Двери палат здесь держали открытыми, так что каждое помещение выглядело маленькой зарисовкой, обнажающей упадок, словно в каком-то фантасмагорическом зоопарке или музее ужасов. Одни пациенты без признаков жизни лежали на койках, другие стонали и кричали. У некоторых, усаженных в кресла, голова бессильно свешивалась на грудь, как у заснувших младенцев, а откуда-то доносилось кошачье мяуканье невидимой женщины. Проход по коридорам превращался в слалом: приходилось огибать ходячие развалины (как называла их про себя Виола) — заблудившиеся души, которые бесцельно слонялись из конца в конец, не ведая, кто они такие и куда держат путь (ясно, что никуда). Никто из обитателей не знал кода запертой двери, ведущей в этот корпус (1-2-3-4 — подумать только, какая сложность!), а узнали бы, так не запомнили, а если бы даже и запомнили, то без толку: в мозгах у них была дырка на дырке — ни дать ни взять кружева. Время от времени Виола заставала у двери целые стайки таких зомби (медлительных, не способных никого преследовать, сколько ни проплачивай): они молча глазели через армированное стекло на запретный мир. Тянули пожизненный срок. Ходячие мертвецы.
Невыносимая обстановка усугублялась тем, что в каждой палате истошно орал, соревнуясь с другими, телевизор: «Сделка или нет» перекрикивала «Бегство в деревню», но всем было до лампочки: так или иначе никто ничего не понимал. Сквозь эту какофонию то тут, то там прорывался длинный, настойчивый сигнал зуммера: это пациент пытался привлечь к себе внимание — не важно чье.
Была там и общая гостиная, где ходячие мертвецы застывали перед одним огромным, орущим громче других экраном. По неведомым для Виолы причинам в гостиной стояла просторная клетка с парой попугайчиков-неразлучников, которых никто не замечал. В свое время Виола морщилась от «Фэннинг-Корта», куда уговорами запихнула отца лет двадцать назад, но то был потерянный рай в сравнении с этим стационаром сестринского (нет, пардон, «домашнего») ухода. «Да ведь это сущий ад, — небрежно бросила она отцу, — и я в нем застряла, как и ты». И безмятежно улыбнулась проходившему мимо палаты санитару. Ну как могло втемяшиться людям в здравом уме, что эвтаназия — это плохо? Шипман всем подгадил.{138}
Но какое бы гнетущее впечатление ни производил «Тополиный холм», он избавил Виолу от забот: ей не приходилось думать о том, как менять памперсы, в каких пропорциях разводить питательную смесь и чем занимать отца в долгих промежутках. Она даже родным детям была никудышной нянькой; вряд ли ей светило приобрести необходимые навыки, ухаживая за стариком, находившимся на другом полюсе жизни. Ну не создана она для ухода за другими.

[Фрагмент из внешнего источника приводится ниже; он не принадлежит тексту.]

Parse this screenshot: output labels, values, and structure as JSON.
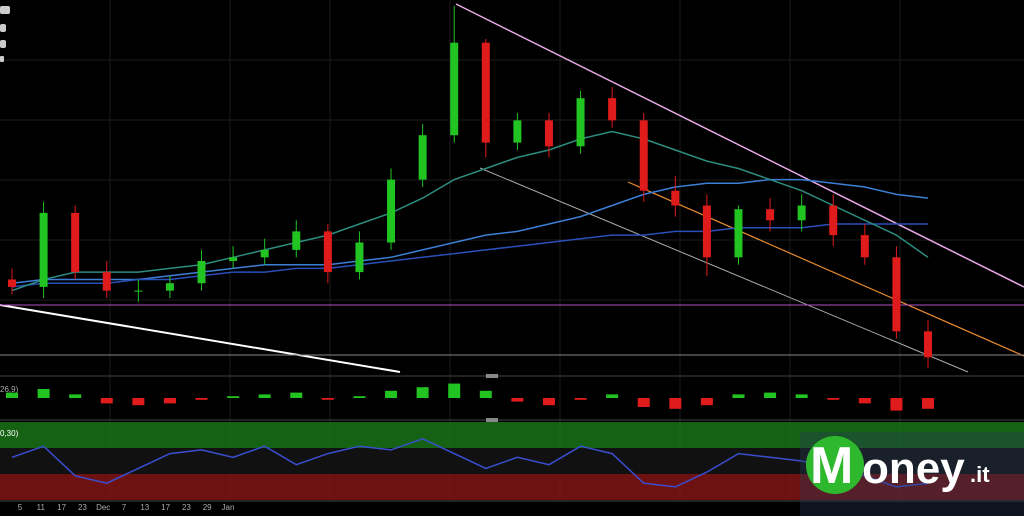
{
  "chart_data": {
    "type": "candlestick",
    "open": [
      25,
      23,
      43,
      27,
      22,
      22,
      24,
      30,
      31,
      33,
      38,
      27,
      35,
      52,
      64,
      89,
      62,
      68,
      61,
      74,
      68,
      49,
      45,
      31,
      44,
      41,
      45,
      37,
      31,
      11
    ],
    "high": [
      28,
      46,
      45,
      30,
      25,
      26,
      33,
      34,
      36,
      41,
      40,
      38,
      55,
      67,
      99,
      90,
      70,
      70,
      76,
      77,
      70,
      53,
      48,
      45,
      47,
      48,
      48,
      40,
      34,
      14
    ],
    "low": [
      21,
      20,
      25,
      20,
      19,
      20,
      22,
      28,
      29,
      31,
      24,
      25,
      33,
      50,
      62,
      58,
      60,
      58,
      59,
      66,
      46,
      42,
      26,
      29,
      38,
      38,
      34,
      29,
      9,
      1
    ],
    "close": [
      23,
      43,
      27,
      22,
      22,
      24,
      30,
      31,
      33,
      38,
      27,
      35,
      52,
      64,
      89,
      62,
      68,
      61,
      74,
      68,
      49,
      45,
      31,
      44,
      41,
      45,
      37,
      31,
      11,
      4
    ],
    "up_color": "#22c422",
    "down_color": "#e01b1b",
    "ylim": [
      0,
      100
    ],
    "series": [
      {
        "color": "#3c7fd6",
        "values": [
          24,
          25,
          25,
          25,
          25,
          26,
          27,
          28,
          29,
          29,
          29,
          30,
          31,
          33,
          35,
          37,
          38,
          40,
          42,
          45,
          48,
          50,
          51,
          51,
          52,
          52,
          51,
          50,
          48,
          47
        ]
      },
      {
        "color": "#2a4fb8",
        "values": [
          23,
          24,
          24,
          24,
          25,
          25,
          26,
          27,
          27,
          28,
          28,
          29,
          30,
          31,
          32,
          33,
          34,
          35,
          36,
          37,
          37,
          38,
          38,
          39,
          39,
          39,
          40,
          40,
          40,
          40
        ]
      },
      {
        "color": "#2c8c80",
        "values": [
          22,
          25,
          27,
          27,
          27,
          28,
          29,
          31,
          33,
          35,
          37,
          40,
          43,
          47,
          52,
          55,
          58,
          60,
          63,
          65,
          63,
          60,
          57,
          55,
          52,
          49,
          45,
          41,
          37,
          31
        ]
      }
    ],
    "macd": {
      "label": "26,9)",
      "ylim": [
        -1,
        1
      ],
      "values": [
        0.3,
        0.5,
        0.2,
        -0.3,
        -0.4,
        -0.3,
        -0.1,
        0.1,
        0.2,
        0.3,
        -0.1,
        0.1,
        0.4,
        0.6,
        0.8,
        0.4,
        -0.2,
        -0.4,
        -0.1,
        0.2,
        -0.5,
        -0.6,
        -0.4,
        0.2,
        0.3,
        0.2,
        -0.1,
        -0.3,
        -0.7,
        -0.6
      ]
    },
    "stochastic": {
      "label": "0,30)",
      "ylim": [
        0,
        100
      ],
      "color": "#3a4fd0",
      "values": [
        55,
        70,
        30,
        20,
        40,
        60,
        65,
        55,
        70,
        45,
        60,
        70,
        65,
        80,
        60,
        40,
        55,
        45,
        70,
        60,
        20,
        15,
        35,
        60,
        55,
        50,
        40,
        30,
        15,
        20
      ]
    },
    "x_labels": [
      "5",
      "11",
      "17",
      "23",
      "Dec",
      "7",
      "13",
      "17",
      "23",
      "29",
      "Jan"
    ]
  },
  "logo": {
    "initial": "M",
    "rest": "oney",
    "tld": ".it"
  }
}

Виоле представлялось, что ее внутренности сделаны из твердого вещества — как будто мягкие органы и ткани давным-давно окостенели. «Окаменелость Виолы Ромэйн». Неплохое название. Например, для ее биографии. Только кто ее напишет? И как этому помешать?
Если уж быть до конца честной (по крайней мере, с собой), людей она недолюбливала. («„Lenfer, c’est les autres“,{139}
— посмеивается Виола Ромэйн, но, совершенно очевидно, сама в это не верит: она с глубоким сочувствием повествует о людских судьбах» // ЖурналТакие истории повергали Виолу в состояние безотчетного ужаса, несравнимого с тем, какой она испытывала, скажем, от рассказов о жестоком обращении с детьми. Сей факт она держала при себе — это было табу, все равно как на выборах голосовать за консерваторов. Даже Грегори, ее психотерапевт, не был посвящен в такие подробности. Кто-кто, а он бы узнал в последнюю очередь: вот были бы для него именины сердца. Виола Ромэйн, «Потаенное „я“: Как скрывать свою истинную природу».